Las peticiones han desbordado a la organización argentina, que ha admitido 2.900 matrículas

El idioma abocado a encontrar un lugar, un espacio y una identidad en medio de un mundo globalizado es el asunto que va a ser abordado desde múltiples perspectivas en el III Congreso Internacional de la Lengua Española, que se celebrará entre el 17 -día en que será inaugurado por el rey Juan Carlos- y el 20 de noviembre en Rosario (Argentina). La petición de matrículas se ha desbordado con 2.900 plazas de participantes que escucharán las exposiciones de 160 ponentes escogidos entre escritores, editores, académicos, cineastas, periodistas y empresarios de 25 países.

Un inmenso cruce, una gigantesca y fructífera reflexión es lo que se espera del próximo Congreso Internacional de la Lengua Española que va a celebrarse en la ciudad argentina de Rosario y que fue presentado ayer en Madrid por Carmen Calvo, ministra de Cultura; Rafael Bielsa, ministro de Asuntos Exteriores argentino; Víctor García de la Concha, director de la Real Academia Española (RAE); César Antonio Molina, director del Instituto Cervantes -cuya sede quedó ayer pequeña para la concurrida rueda de prensa-, y Magdalena Faillace, presidenta del comité organizador.

Será inaugurado por el rey Juan Carlos y los presidentes de Argentina, Néstor Kirchner; Colombia, Álvaro Uribe, y México, Vicente Fox, así como por los escritores Héctor Tizón, Carlos Fuentes y el nonagenario pero activísimo Francisco Ayala, que intervendrá por videoconferencia.

García de la Concha se encargó ayer de explicar los grandes temas que van a ser abordados y desmenuzados en las sesiones del gran encuentro y también de recordar que será allí donde se presente la edición del Quijote que ha preparado la Real Academia Española y editará Santillana para la conmemoración del IV centenario de la publicación de la obra maestra de Cervantes, así como el Diccionario panhispánico de dudas, que fue cerrado la semana pasada en San Millán de la Cogolla por miembros de las 22 academias de español de todo el mundo.

Refuerzo de la diferencia

El tema que define el III Congreso del Español es Identidad lingüística y globalización. "La globalización genera el refuerzo de las diferencias, por eso consideramos que era el momento de sentarnos a reflexionar sobre ello", aseguró el director de la RAE. Para ello, han dividido los debates en tres grandes foros temáticos: "En el primero analizaremos los aspectos ideológicos de la identidad lingüística junto a la relación del español con otras lenguas con las que convive, las indígenas en América y las que se utilizan en España, que dan lugar a un patrimonio muy rico", dijo García de la Concha.
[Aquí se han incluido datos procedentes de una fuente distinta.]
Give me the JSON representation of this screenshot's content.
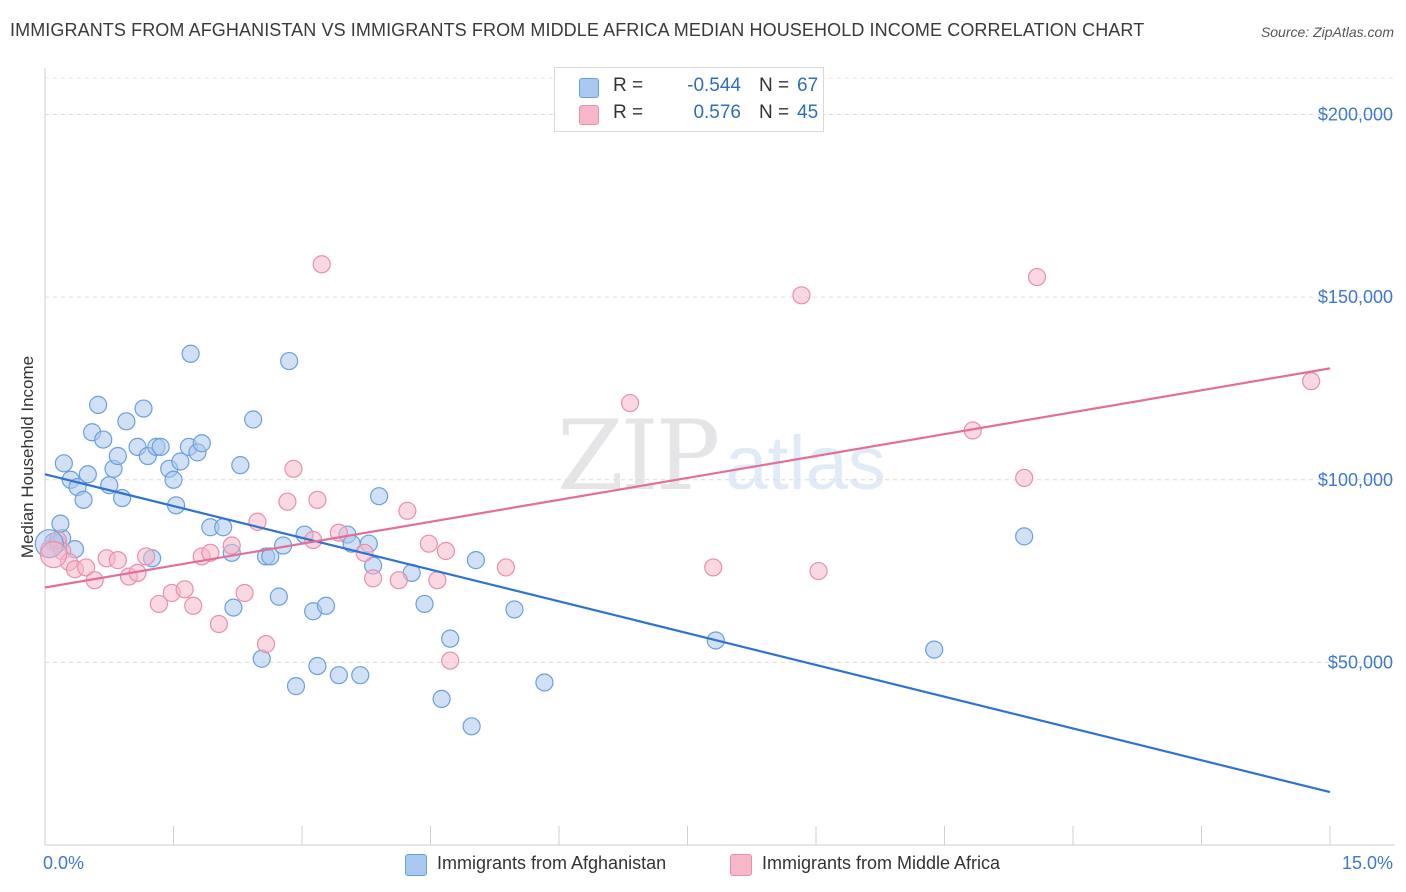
{
  "title": "IMMIGRANTS FROM AFGHANISTAN VS IMMIGRANTS FROM MIDDLE AFRICA MEDIAN HOUSEHOLD INCOME CORRELATION CHART",
  "source": "Source: ZipAtlas.com",
  "watermark": {
    "zip": "ZIP",
    "atlas": "atlas"
  },
  "legend": {
    "r_label": "R =",
    "n_label": "N =",
    "rows": [
      {
        "r": "-0.544",
        "n": "67",
        "color": "#a9c8ef"
      },
      {
        "r": "0.576",
        "n": "45",
        "color": "#f6b8c9"
      }
    ]
  },
  "colors": {
    "afghanistan_fill": "#a9c8ef",
    "afghanistan_stroke": "#6b9fdc",
    "afghanistan_line": "#2f72d0",
    "middle_africa_fill": "#f6b8c9",
    "middle_africa_stroke": "#e98fab",
    "middle_africa_line": "#e0709a",
    "tick_label": "#3f78cf"
  },
  "chart_data": {
    "type": "scatter",
    "title": "IMMIGRANTS FROM AFGHANISTAN VS IMMIGRANTS FROM MIDDLE AFRICA MEDIAN HOUSEHOLD INCOME CORRELATION CHART",
    "xlabel": "",
    "ylabel": "Median Household Income",
    "xlim": [
      0,
      15
    ],
    "ylim": [
      0,
      210000
    ],
    "x_tick_labels": [
      "0.0%",
      "15.0%"
    ],
    "y_ticks": [
      50000,
      100000,
      150000,
      200000
    ],
    "y_tick_labels": [
      "$50,000",
      "$100,000",
      "$150,000",
      "$200,000"
    ],
    "grid": "horizontal dashed",
    "legend_placement": "bottom-center",
    "series": [
      {
        "name": "Immigrants from Afghanistan",
        "R": -0.544,
        "N": 67,
        "trend": {
          "x": [
            0,
            15
          ],
          "y": [
            101500,
            14500
          ]
        },
        "points": [
          [
            0.1,
            83000
          ],
          [
            0.15,
            82500
          ],
          [
            0.2,
            84000
          ],
          [
            0.18,
            88000
          ],
          [
            0.22,
            104500
          ],
          [
            0.3,
            100000
          ],
          [
            0.38,
            98000
          ],
          [
            0.45,
            94500
          ],
          [
            0.5,
            101500
          ],
          [
            0.55,
            113000
          ],
          [
            0.62,
            120500
          ],
          [
            0.68,
            111000
          ],
          [
            0.75,
            98500
          ],
          [
            0.8,
            103000
          ],
          [
            0.85,
            106500
          ],
          [
            0.9,
            95000
          ],
          [
            0.95,
            116000
          ],
          [
            1.08,
            109000
          ],
          [
            1.15,
            119500
          ],
          [
            1.2,
            106500
          ],
          [
            1.3,
            109000
          ],
          [
            1.35,
            109000
          ],
          [
            1.45,
            103000
          ],
          [
            1.5,
            100000
          ],
          [
            1.53,
            93000
          ],
          [
            1.58,
            105000
          ],
          [
            1.68,
            109000
          ],
          [
            1.7,
            134500
          ],
          [
            1.78,
            107500
          ],
          [
            1.83,
            110000
          ],
          [
            1.93,
            87000
          ],
          [
            2.08,
            87000
          ],
          [
            2.18,
            80000
          ],
          [
            2.2,
            65000
          ],
          [
            2.28,
            104000
          ],
          [
            2.43,
            116500
          ],
          [
            2.53,
            51000
          ],
          [
            2.58,
            79000
          ],
          [
            2.63,
            79000
          ],
          [
            2.73,
            68000
          ],
          [
            2.78,
            82000
          ],
          [
            2.85,
            132500
          ],
          [
            2.93,
            43500
          ],
          [
            3.03,
            85000
          ],
          [
            3.13,
            64000
          ],
          [
            3.18,
            49000
          ],
          [
            3.28,
            65500
          ],
          [
            3.43,
            46500
          ],
          [
            3.53,
            85000
          ],
          [
            3.58,
            82500
          ],
          [
            3.68,
            46500
          ],
          [
            3.78,
            82500
          ],
          [
            3.83,
            76500
          ],
          [
            3.9,
            95500
          ],
          [
            4.28,
            74500
          ],
          [
            4.43,
            66000
          ],
          [
            4.63,
            40000
          ],
          [
            4.73,
            56500
          ],
          [
            4.98,
            32500
          ],
          [
            5.03,
            78000
          ],
          [
            5.48,
            64500
          ],
          [
            5.83,
            44500
          ],
          [
            7.83,
            56000
          ],
          [
            10.38,
            53500
          ],
          [
            11.43,
            84500
          ],
          [
            0.35,
            81000
          ],
          [
            1.25,
            78500
          ]
        ]
      },
      {
        "name": "Immigrants from Middle Africa",
        "R": 0.576,
        "N": 45,
        "trend": {
          "x": [
            0,
            15
          ],
          "y": [
            70500,
            130500
          ]
        },
        "points": [
          [
            0.05,
            81000
          ],
          [
            0.15,
            83500
          ],
          [
            0.2,
            80500
          ],
          [
            0.28,
            77500
          ],
          [
            0.35,
            75500
          ],
          [
            0.48,
            76000
          ],
          [
            0.58,
            72500
          ],
          [
            0.72,
            78500
          ],
          [
            0.85,
            78000
          ],
          [
            0.98,
            73500
          ],
          [
            1.08,
            74500
          ],
          [
            1.18,
            79000
          ],
          [
            1.33,
            66000
          ],
          [
            1.48,
            69000
          ],
          [
            1.63,
            70000
          ],
          [
            1.73,
            65500
          ],
          [
            1.83,
            79000
          ],
          [
            1.93,
            80000
          ],
          [
            2.03,
            60500
          ],
          [
            2.18,
            82000
          ],
          [
            2.33,
            69000
          ],
          [
            2.48,
            88500
          ],
          [
            2.58,
            55000
          ],
          [
            2.83,
            94000
          ],
          [
            2.9,
            103000
          ],
          [
            3.13,
            83500
          ],
          [
            3.18,
            94500
          ],
          [
            3.23,
            159000
          ],
          [
            3.43,
            85500
          ],
          [
            3.73,
            80000
          ],
          [
            3.83,
            73000
          ],
          [
            4.13,
            72500
          ],
          [
            4.23,
            91500
          ],
          [
            4.48,
            82500
          ],
          [
            4.58,
            72500
          ],
          [
            4.68,
            80500
          ],
          [
            4.73,
            50500
          ],
          [
            5.38,
            76000
          ],
          [
            6.83,
            121000
          ],
          [
            7.8,
            76000
          ],
          [
            8.83,
            150500
          ],
          [
            9.03,
            75000
          ],
          [
            10.83,
            113500
          ],
          [
            11.43,
            100500
          ],
          [
            11.58,
            155500
          ]
        ]
      }
    ],
    "extra_points_middle_africa": [
      [
        14.78,
        127000
      ]
    ]
  },
  "bottom_legend": {
    "items": [
      {
        "label": "Immigrants from Afghanistan"
      },
      {
        "label": "Immigrants from Middle Africa"
      }
    ]
  }
}
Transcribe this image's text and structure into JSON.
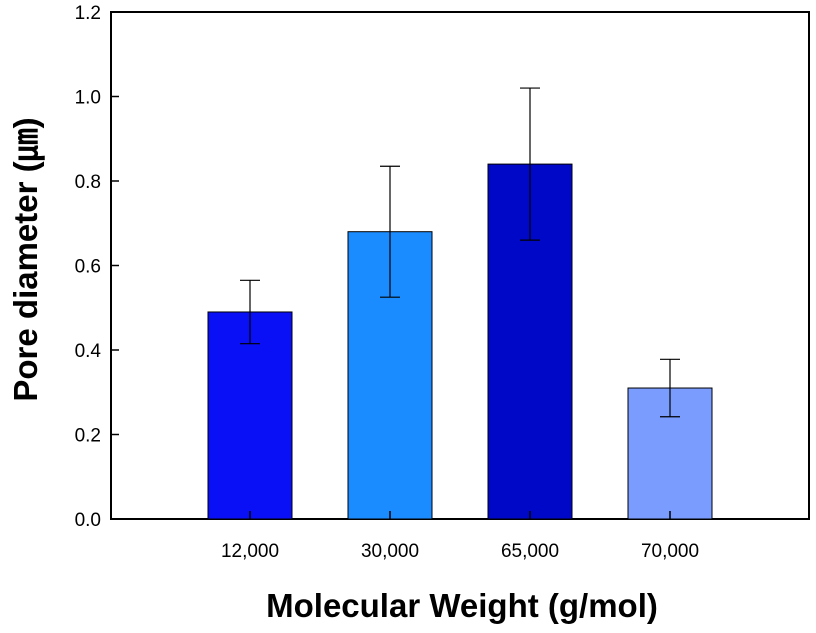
{
  "chart_data": {
    "type": "bar",
    "title": "",
    "xlabel": "Molecular Weight (g/mol)",
    "ylabel": "Pore diameter (㎛)",
    "ylim": [
      0,
      1.2
    ],
    "yticks": [
      "0.0",
      "0.2",
      "0.4",
      "0.6",
      "0.8",
      "1.0",
      "1.2"
    ],
    "ytick_values": [
      0,
      0.2,
      0.4,
      0.6,
      0.8,
      1.0,
      1.2
    ],
    "categories": [
      "12,000",
      "30,000",
      "65,000",
      "70,000"
    ],
    "values": [
      0.49,
      0.68,
      0.84,
      0.31
    ],
    "errors": [
      0.075,
      0.155,
      0.18,
      0.068
    ],
    "bar_colors": [
      "#0a10f5",
      "#1a8cff",
      "#0008c8",
      "#7a9cff"
    ],
    "grid": false,
    "legend": "none"
  }
}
La identidad en relación a la creación literaria y la relación del idioma con los medios de comunicación también pasarán a examen, adelantó el responsable de la RAE.

En cuanto a los participantes, un asunto que ha generado polémica y amenaza de abandonos después de que el comité organizador no invitara a Gabriel García Márquez al congreso, García de la Concha aseguró: "No ha sido la RAE la que ha seleccionado a los participantes, ha sido una tarea compartida bajo una preocupación esencial: que sea un congreso enormemente plural, con multitud de tendencias".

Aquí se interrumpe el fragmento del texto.